La sanificazione degli ambienti di lavoro è un'operazione fondamentale per la prevenzione da Coronavirus: vediamo quali sono i prodotti efficaci e quali sono le conseguenze sulla nostra salute

Nella situazione in cui viviamo ormai da più di un anno è fondamentale avere sempre in mente le buone prassi di igiene: 

  1. mantenere il distanziamento sociale;
  2. indossare le mascherine protettive;
  3. igienizzarsi le mani e sanificare gli ambienti.


Queste "buone prassi" sono entrate così a fondo nella nostra routine che ad esempio,  anche quando vediamo un vecchio filmato o in tv o sulle piattaforme social, spesso osserviamo che questi principi non vengono rispettati, realizzando solo dopo che quelle immagini fanno parte ormai del passato.

Proprio il terzo punto, che riguarda la sanificazione degli ambienti, è una procedure di fondamentale importanza introdotta dal protocollo Covid ematao da Governo il 24/04/2020; ma queste procedure di sanificazione possono creare anche qualche pericolo per la nostra salute? Cerchiamo di scoprirlo insieme.


Quadro normativo

Sappiamo per certo che tutti i prodotti che acquistiamo sono sicuri, secondo le normative vigenti, nella fase di pulizia andranno utilizzati prodotti autorizzati secondo quanto stabilito dal Reg. (CE) N.648/2004 sui detergenti per gli igienizzanti ambientali o dal Reg. (CE) N.1223/2009 sui prodotti cosmetici per gli igienizzanti per la cute


Diversamente, nel caso della disinfezione, i prodotti applicati ricadono nel contesto normativo del D.P.R. N.392/1998 sui Presidi Medico Chirurgici, insieme al Provvedimento del 5 febbraio 1999, o del Reg. (UE) N.528/2012 sui biocidi (noto come BPR, Biocidal Products Regulation) e il rapporto tra sanificazione, pulizia e disinfezione e a segnalare le varie normative collegate è un intervento presentato nella pubblicazione CLP-REACH.


Ne consegue che prodotti ad azione disinfettante che riportano in etichetta il termine sanificante si considerano rientranti nella definizione di prodotti biocidi la cui immissione sul mercato deve rispondere ai requisiti del Reg. (UE) N.528/2012. In particolare, secondo la nota del Ministero (D.M. del 7 luglio 1997, n.274, che fornisce una definizione di cosa sia la sanificazione, o alla Nota del 22 febbraio 2019 del Ministero della Salute), la definizione ‘sanitizzante/sanificante’ andrebbe attribuita a prodotti contenenti principi attivi in revisione come biocidi disinfettanti che, tuttavia, non avendo completato l'iter di valutazione, non possono vantare in etichetta l'efficacia disinfettante


I rischi delle sostanze utilizzate

Nei prodotti si segnalano tra i principi attivi contenuti nei prodotti per la disinfezione presenti sul mercato e maggiormente utilizzati, si trovano: 

• Alcoli: etanolo, propan-2-olo sono caratterizzati soprattutto dalla loro capacità intrinseca di esplicare effetti acuti a livello oculare e/o inalatorio, risultando al contempo altamente compatibili con i materiali metallici e su superfici dove altri prodotti non possono essere applicati per la disinfezione

• ipoclorito di sodio è molto tossico per l'ambiente acquatico (effetti acuti e a lungo termine)”. Si indica che “per contenere questi potenziali danni la disinfezione deve essere preceduta da un trattamento di pulizia delle superfici”.

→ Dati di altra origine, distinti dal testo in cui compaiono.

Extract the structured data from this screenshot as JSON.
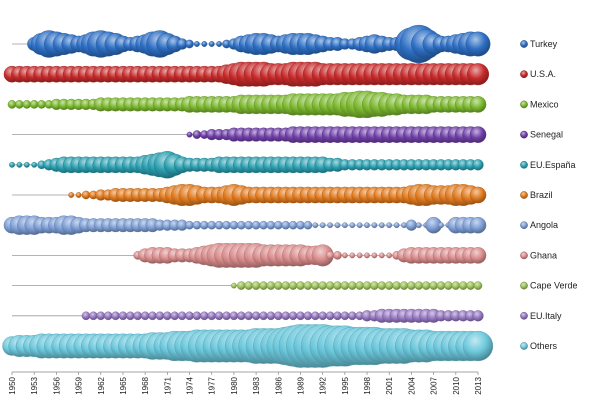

• sali di ammonio quaternario (ampiamente presenti nei prodotti in commercio) analogamente all'ipoclorito di sodio, anche questi sali “esplicano il loro effetto tossico agendo sul sito di primo contatto attraverso un meccanismo di azione aspecifico determinando effetti locali, quali irritazione e/o corrosione, anziché sistemici. Pertanto, la valutazione del rischio è essenzialmente volta al controllo e alla gestione attraverso l'individuazione di opportune misure, quali l'adozione di DPI, la definizione di procedure e l'adozione di dispositivi che limitino l'eventuale insorgenza di effetti avversi”.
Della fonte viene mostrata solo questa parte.